Там же Андрей принялся за постановку юмористических рассказов Чехова на дачные темы. И даже срежиссировал сцены из оперы Римского-Корсакова по гоголевской «Майской ночи», где с удовольствием сыграл и спел роль Левко. Во всех этих спектаклях он был не только весьма строгим режиссером, но и актером, и художником, и рабочим сцены. Словом, как это будет происходить и потом в его профессиональной деятельности, старался все сделать сам.
…«Подросток» Достоевского – великий роман. Он повествует о становлении характера, стремящегося к любви и только в ней способного раствориться целиком. Это воспаленный, лихорадочный рассказ о мятущейся душе, переполненной любовью и обидой к тем, кто эту любовь отвергает. И он успокаивается, когда находит иной предмет, к которому можно приложить свою страсть. Круг замыкается. Ребенок становится взрослым. Его характер окончательно формируется…
Андрей Тарковский
Оставив школу осенью 1947-го из-за туберкулеза, Андрей вернулся за парту уже старшеклассником в 1948/49 учебной году. Послевоенная мужская школа имела свою специфику, определенную временем.

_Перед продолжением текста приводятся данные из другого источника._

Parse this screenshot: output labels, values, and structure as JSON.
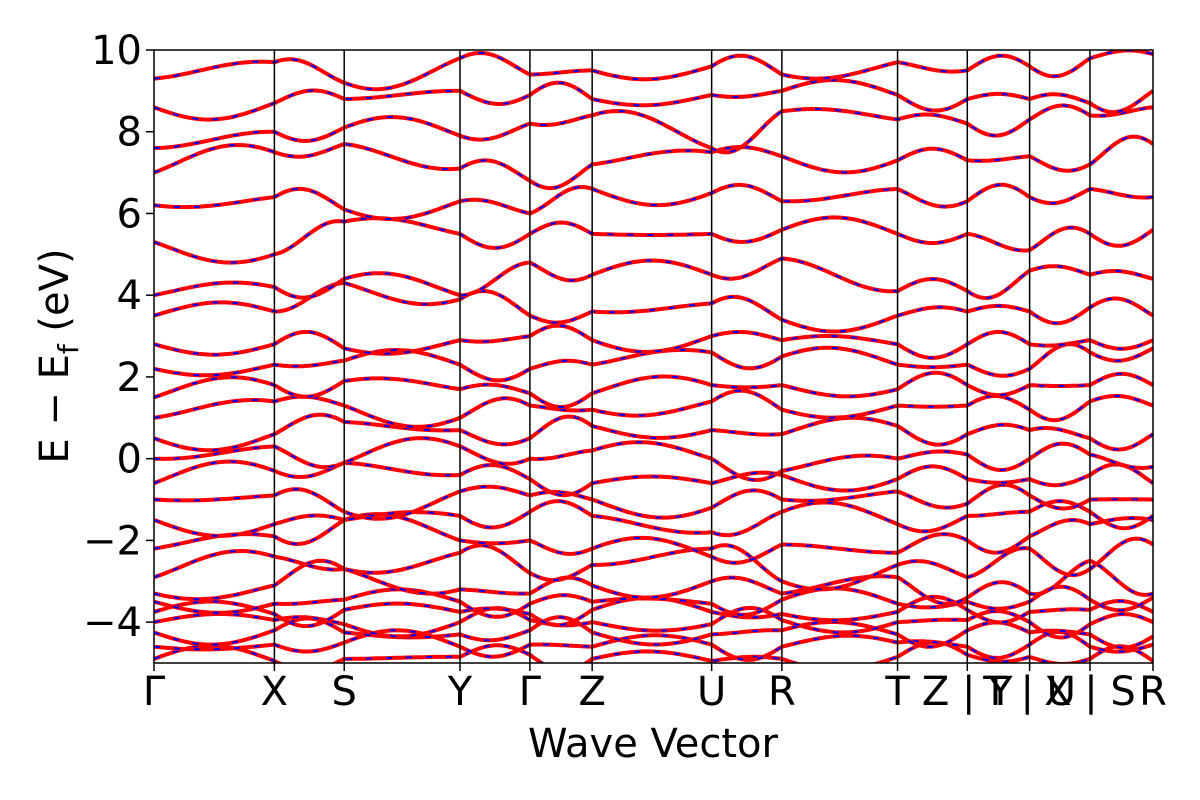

«Война сидела в каждом из нас», – вспоминает одноклассник и друг Андрея Владимир Куриленко. Как таковых детских игр не было. Ребята развлекались своеобразно, пользуясь тем, что в эти годы по замоскворецким дворам «кочевало из рук в руки огромное количество ножей, финок, кинжалов, кортиков, штыков и даже гранат и пистолетов»[33]. Эти «игрушки» были предметом обмена, дарились и хранились дома. Улично-дворовая среда, в которой существовали подростки, испытывала сильно влияние уголовного мира. Замоскворечье входило в число наиболее неспокойных районов Москвы. Поэтому подросток или юноша тех лет должен был быть готовым серьезно постоять за себя.
Та часть класса, к которой принадлежал и Андрей, решила, не применяя холодное оружие, придерживаться мушкетерского принципа «Один за всех и все за одного!». Вечерние прогулки подростки совершали небольшими компаниями. Этот принцип распространялся и на поведение в классе, но теперь уже в противостоянии учителям и администрации школы. Класс был непростой, и к тому времени, когда в него пришел Андрей, назревал вопрос о его расформировании. Главным образом из-за постоянных драк.
Тарковский легко и естественно вошел в эту среду, где, по словам Куриленко, жил «дух неповиновения и бунтарства», что казалось удивительным для конца 1940-х — начала 1950-х, когда в стране явственно «закручивались гайки».
Яркий пример действия принципа «один за всех» и соответствующего поведения юного Тарковского виден в рассказе Куриленко о бойкоте, который класс объявил учительнице химии за то, что та в раздражении обозвала учеников «хамами». Разбираться в происшествии пришел директор по прозвищу «Бомба», которого всерьез побаивались. В ответ на его вопрос «В чем дело?» поднялся Тарковский и потребовал от учительницы, ссылаясь на мнение коллектива, извинений. Когда же директор предложил встать тем, кто согласен с этим решением, произошло то, пишет Куриленко, что стало для них нормой поведения в дальнейшем. Поднялся весь класс, хотя многим и было страшно.
Судя по воспоминаниям одноклассника Андрея, ребята к большинству преподавателей относились критически и довольно часто демонстрировали свое отношение, прибегая к приемам малоприятным, а иногда и просто издевательским. Из многочисленного коллектива преподавателей Владимир выделяет двух: недолго поработавшую в школе учительницу литературы Анну Дмитриевну Тютчеву, правнучку великого русского поэта, и учительницу английского Марину Георгиевну Маркарянц. Обе они, несмотря на крутой нрав последней, заслужили признание учеников, как можно понять, за высокий профессионализм, глубокое знание своего предмета и любовь к нему.